Brizzi Passes On Death Penalty In Turner Case To Save Money

Desmond Turner stands accused of slaying seven family members in 2006 on the City's eastside in a case that has come to be known as the Hamilton Avenue murders. Marion Co. Prosecutor Carl Brizzi announced that he has dropped death penalty charges against Turner in order to save the county money. Turner's attorney agreed to a bench trial rather than a jury trial as a condition to the death penalty charges being dropped, suggesting Brizzi's case against Turner may not be so strong. Turner, a black Muslim, maintains his innocence in the execution of the seven family members. He told WISH-TV in an interview after his arrest that "judgment would be rendered by Allah."

It's hard to imagine a case that justifies the death penalty more than this case. If a prosecutor decides whether to use the death penalty based on costs, then it raises the entire specter of whether the penalty is arbitrarily applied based upon whether a prosecutor deems the costs of the case worth it to taxpayers as opposed to the gravity of the crime. Turner, according to an accomplice, James Stewart, shot three of the children in the home of Emma Valdez while they were laying face down on a mattress. Stewart and Turner were searching the home for a safe containing money and cocaine according to prosecutors when Stewart claimed Valdez' son pulled a gun on him.

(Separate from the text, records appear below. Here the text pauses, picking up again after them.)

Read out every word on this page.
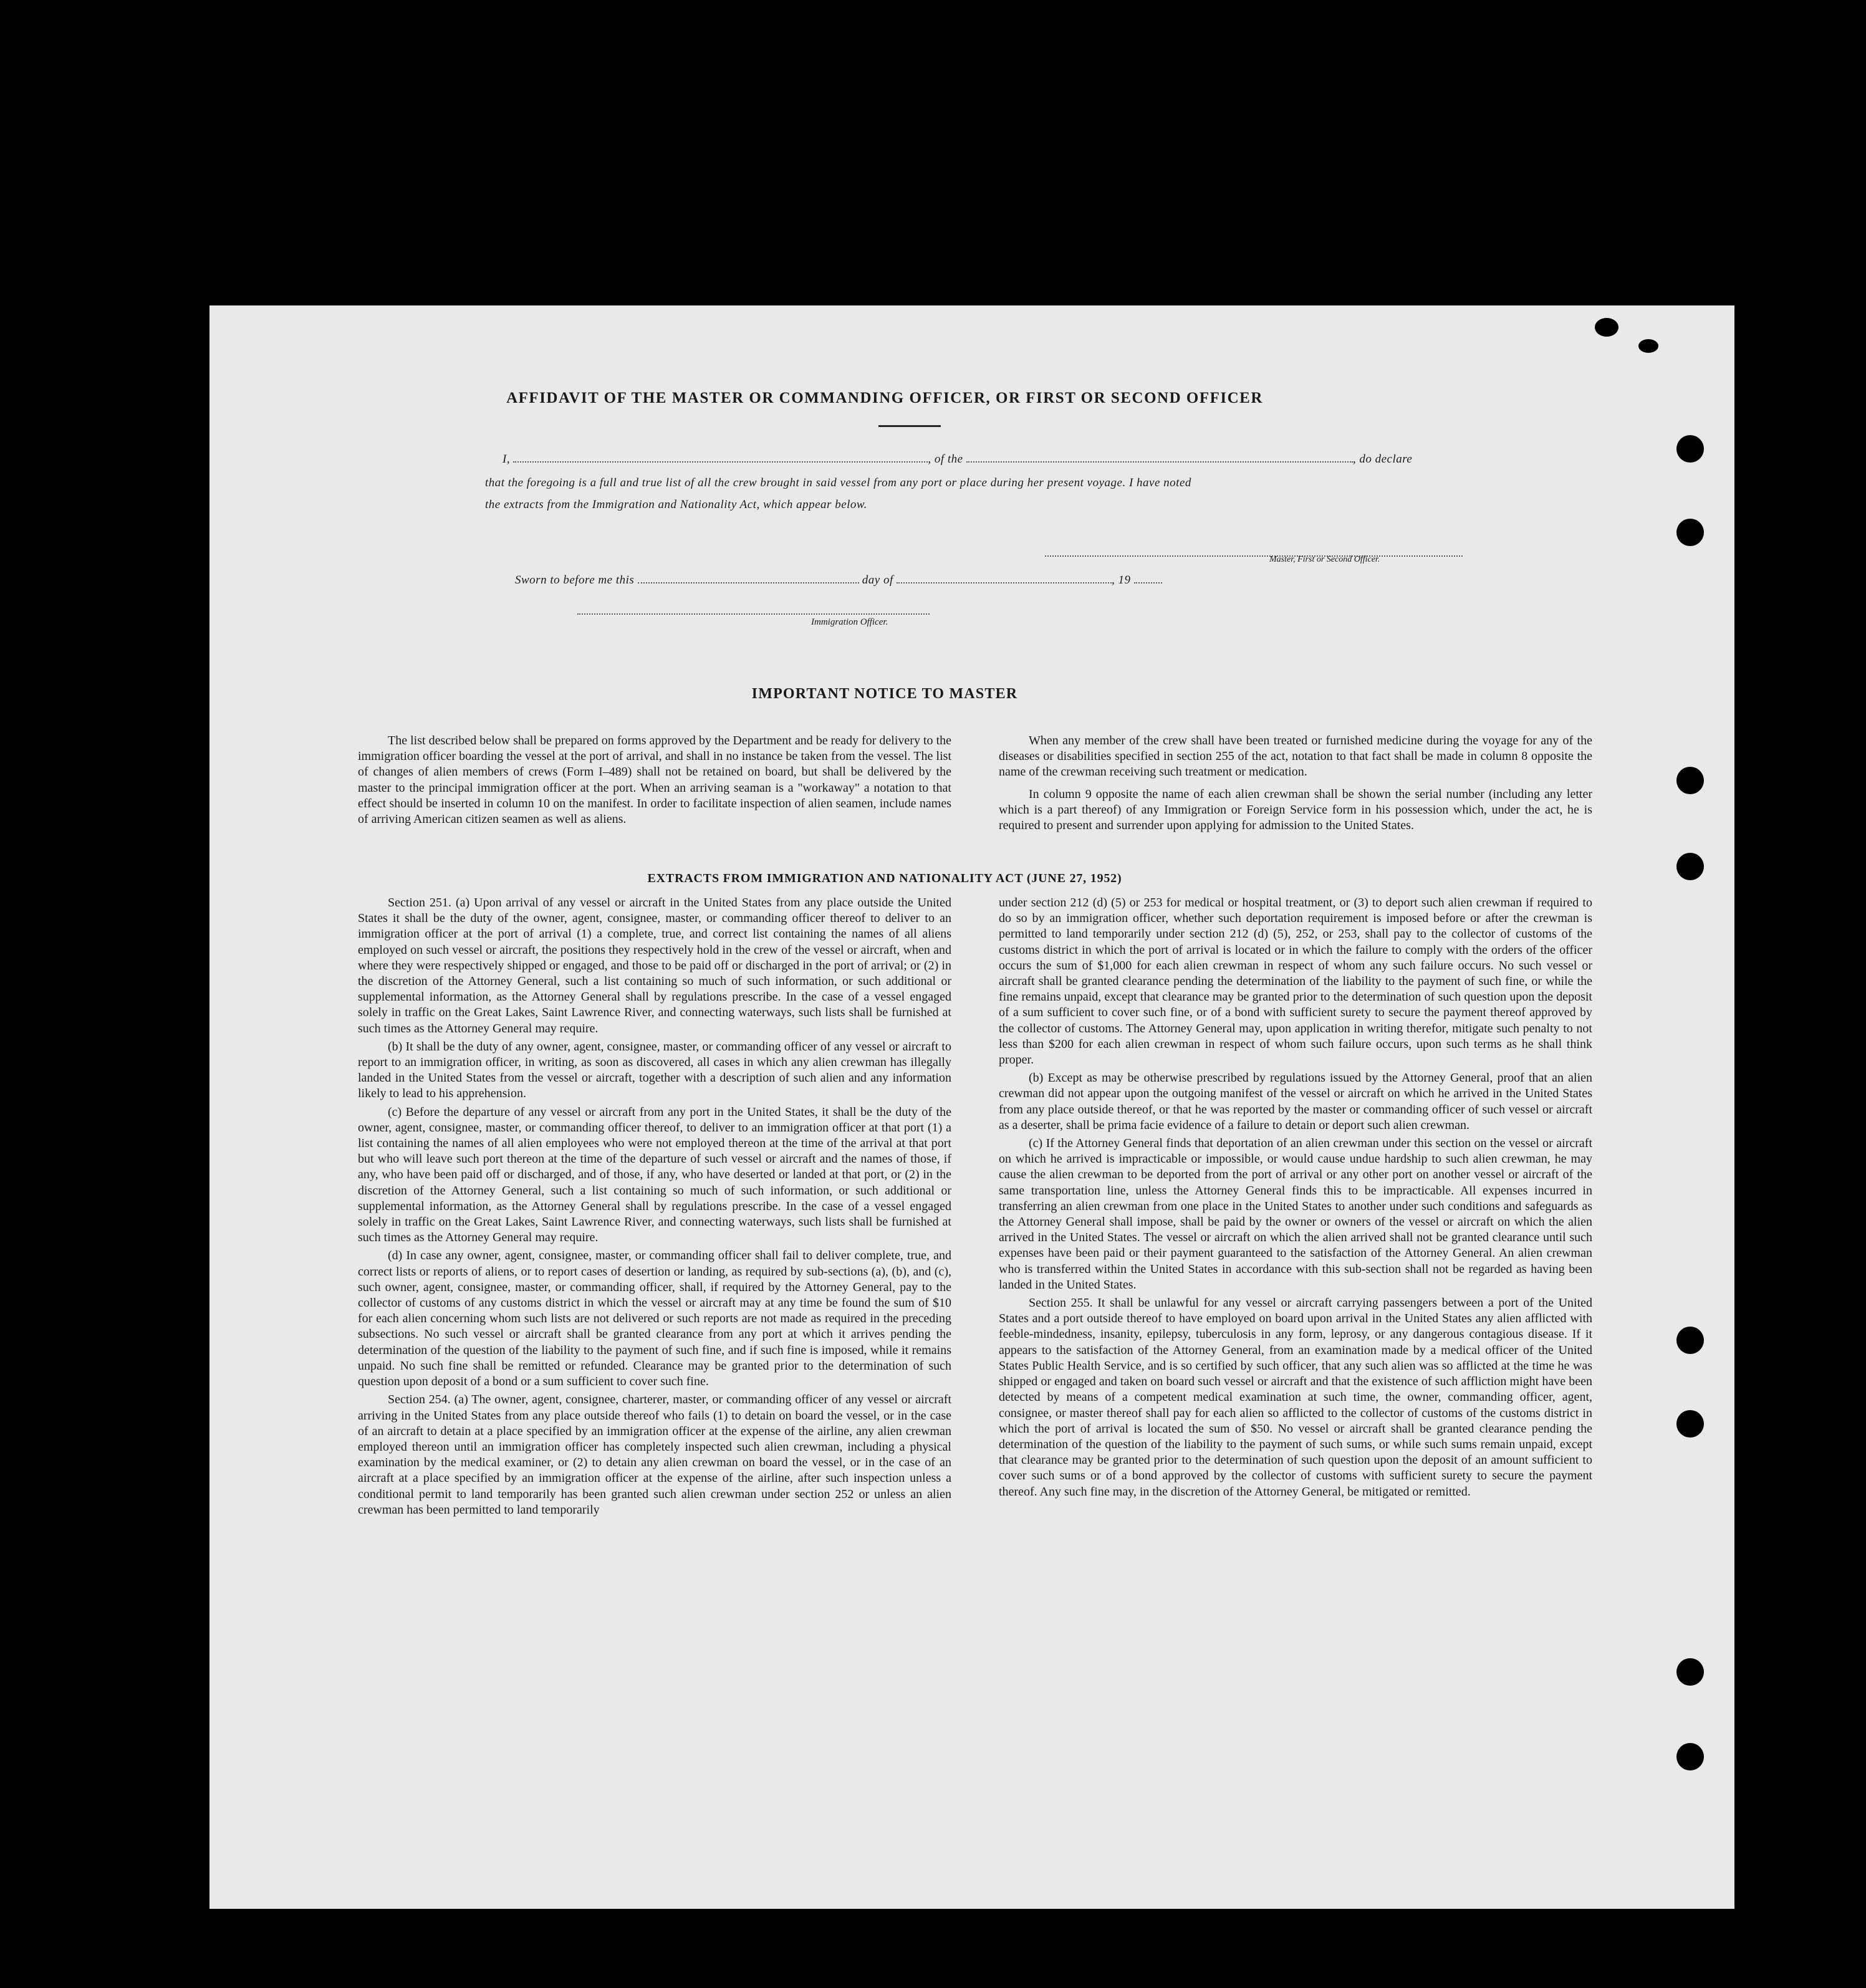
AFFIDAVIT OF THE MASTER OR COMMANDING OFFICER, OR FIRST OR SECOND OFFICER
I,	, of the	, do declare
that the foregoing is a full and true list of all the crew brought in said vessel from any port or place during her present voyage. I have noted
the extracts from the Immigration and Nationality Act, which appear below.
Master, First or Second Officer.
Sworn to before me this	day of	, 19
Immigration Officer.
IMPORTANT NOTICE TO MASTER

The list described below shall be prepared on forms approved by the Department and be ready for delivery to the immigration officer boarding the vessel at the port of arrival, and shall in no instance be taken from the vessel. The list of changes of alien members of crews (Form I–489) shall not be retained on board, but shall be delivered by the master to the principal immigration officer at the port. When an arriving seaman is a "workaway" a notation to that effect should be inserted in column 10 on the manifest. In order to facilitate inspection of alien seamen, include names of arriving American citizen seamen as well as aliens.

When any member of the crew shall have been treated or furnished medicine during the voyage for any of the diseases or disabilities specified in section 255 of the act, notation to that fact shall be made in column 8 opposite the name of the crewman receiving such treatment or medication.

In column 9 opposite the name of each alien crewman shall be shown the serial number (including any letter which is a part thereof) of any Immigration or Foreign Service form in his possession which, under the act, he is required to present and surrender upon applying for admission to the United States.

EXTRACTS FROM IMMIGRATION AND NATIONALITY ACT (JUNE 27, 1952)

Section 251. (a) Upon arrival of any vessel or aircraft in the United States from any place outside the United States it shall be the duty of the owner, agent, consignee, master, or commanding officer thereof to deliver to an immigration officer at the port of arrival (1) a complete, true, and correct list containing the names of all aliens employed on such vessel or aircraft, the positions they respectively hold in the crew of the vessel or aircraft, when and where they were respectively shipped or engaged, and those to be paid off or discharged in the port of arrival; or (2) in the discretion of the Attorney General, such a list containing so much of such information, or such additional or supplemental information, as the Attorney General shall by regulations prescribe. In the case of a vessel engaged solely in traffic on the Great Lakes, Saint Lawrence River, and connecting waterways, such lists shall be furnished at such times as the Attorney General may require.

(b) It shall be the duty of any owner, agent, consignee, master, or commanding officer of any vessel or aircraft to report to an immigration officer, in writing, as soon as discovered, all cases in which any alien crewman has illegally landed in the United States from the vessel or aircraft, together with a description of such alien and any information likely to lead to his apprehension.

(c) Before the departure of any vessel or aircraft from any port in the United States, it shall be the duty of the owner, agent, consignee, master, or commanding officer thereof, to deliver to an immigration officer at that port (1) a list containing the names of all alien employees who were not employed thereon at the time of the arrival at that port but who will leave such port thereon at the time of the departure of such vessel or aircraft and the names of those, if any, who have been paid off or discharged, and of those, if any, who have deserted or landed at that port, or (2) in the discretion of the Attorney General, such a list containing so much of such information, or such additional or supplemental information, as the Attorney General shall by regulations prescribe. In the case of a vessel engaged solely in traffic on the Great Lakes, Saint Lawrence River, and connecting waterways, such lists shall be furnished at such times as the Attorney General may require.

(d) In case any owner, agent, consignee, master, or commanding officer shall fail to deliver complete, true, and correct lists or reports of aliens, or to report cases of desertion or landing, as required by sub-sections (a), (b), and (c), such owner, agent, consignee, master, or commanding officer, shall, if required by the Attorney General, pay to the collector of customs of any customs district in which the vessel or aircraft may at any time be found the sum of $10 for each alien concerning whom such lists are not delivered or such reports are not made as required in the preceding subsections. No such vessel or aircraft shall be granted clearance from any port at which it arrives pending the determination of the question of the liability to the payment of such fine, and if such fine is imposed, while it remains unpaid. No such fine shall be remitted or refunded. Clearance may be granted prior to the determination of such question upon deposit of a bond or a sum sufficient to cover such fine.

Section 254. (a) The owner, agent, consignee, charterer, master, or commanding officer of any vessel or aircraft arriving in the United States from any place outside thereof who fails (1) to detain on board the vessel, or in the case of an aircraft to detain at a place specified by an immigration officer at the expense of the airline, any alien crewman employed thereon until an immigration officer has completely inspected such alien crewman, including a physical examination by the medical examiner, or (2) to detain any alien crewman on board the vessel, or in the case of an aircraft at a place specified by an immigration officer at the expense of the airline, after such inspection unless a conditional permit to land temporarily has been granted such alien crewman under section 252 or unless an alien crewman has been permitted to land temporarily

under section 212 (d) (5) or 253 for medical or hospital treatment, or (3) to deport such alien crewman if required to do so by an immigration officer, whether such deportation requirement is imposed before or after the crewman is permitted to land temporarily under section 212 (d) (5), 252, or 253, shall pay to the collector of customs of the customs district in which the port of arrival is located or in which the failure to comply with the orders of the officer occurs the sum of $1,000 for each alien crewman in respect of whom any such failure occurs. No such vessel or aircraft shall be granted clearance pending the determination of the liability to the payment of such fine, or while the fine remains unpaid, except that clearance may be granted prior to the determination of such question upon the deposit of a sum sufficient to cover such fine, or of a bond with sufficient surety to secure the payment thereof approved by the collector of customs. The Attorney General may, upon application in writing therefor, mitigate such penalty to not less than $200 for each alien crewman in respect of whom such failure occurs, upon such terms as he shall think proper.

(b) Except as may be otherwise prescribed by regulations issued by the Attorney General, proof that an alien crewman did not appear upon the outgoing manifest of the vessel or aircraft on which he arrived in the United States from any place outside thereof, or that he was reported by the master or commanding officer of such vessel or aircraft as a deserter, shall be prima facie evidence of a failure to detain or deport such alien crewman.

(c) If the Attorney General finds that deportation of an alien crewman under this section on the vessel or aircraft on which he arrived is impracticable or impossible, or would cause undue hardship to such alien crewman, he may cause the alien crewman to be deported from the port of arrival or any other port on another vessel or aircraft of the same transportation line, unless the Attorney General finds this to be impracticable. All expenses incurred in transferring an alien crewman from one place in the United States to another under such conditions and safeguards as the Attorney General shall impose, shall be paid by the owner or owners of the vessel or aircraft on which the alien arrived in the United States. The vessel or aircraft on which the alien arrived shall not be granted clearance until such expenses have been paid or their payment guaranteed to the satisfaction of the Attorney General. An alien crewman who is transferred within the United States in accordance with this sub-section shall not be regarded as having been landed in the United States.

Section 255. It shall be unlawful for any vessel or aircraft carrying passengers between a port of the United States and a port outside thereof to have employed on board upon arrival in the United States any alien afflicted with feeble-mindedness, insanity, epilepsy, tuberculosis in any form, leprosy, or any dangerous contagious disease. If it appears to the satisfaction of the Attorney General, from an examination made by a medical officer of the United States Public Health Service, and is so certified by such officer, that any such alien was so afflicted at the time he was shipped or engaged and taken on board such vessel or aircraft and that the existence of such affliction might have been detected by means of a competent medical examination at such time, the owner, commanding officer, agent, consignee, or master thereof shall pay for each alien so afflicted to the collector of customs of the customs district in which the port of arrival is located the sum of $50. No vessel or aircraft shall be granted clearance pending the determination of the question of the liability to the payment of such sums, or while such sums remain unpaid, except that clearance may be granted prior to the determination of such question upon the deposit of an amount sufficient to cover such sums or of a bond approved by the collector of customs with sufficient surety to secure the payment thereof. Any such fine may, in the discretion of the Attorney General, be mitigated or remitted.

Stewart claims Turner lost it and began shooting the entire family.

2 comments:

karma09 said...

Brizzi also claims there are issues with the admissible evidence they have to use in the trial. I see this as a non sequitor, as any evidentiary problems will exist for a judge, as opposed to a jury, in finding the facts. Unless Brizzi is publicly implying that the Judge will be easier to convince than a jury of peers, notwithstanding the evidentiary problems they have.

I've seen death penalty defendants plead guilty to LWOP, but I've never seen the death penalty abandoned for a mere jury waiver, leaving Turner free to contest every legality, make the most of whatever the evidence problems are, and still appeal, appeal, appeal if he's ultimately convicted.

I think the public needed to see a 7-time murderer put to death. Brizzi has clearly announced Marion County will never enforce the death penalty while he remains in office.

Advance Indiana said...

I agree karma09, Brizzi's implication is that a judge will be easier to obtain a conviction from than a jury. I suspect Brizzi feared racism would creep into this case and he might have a problem with jury nullification.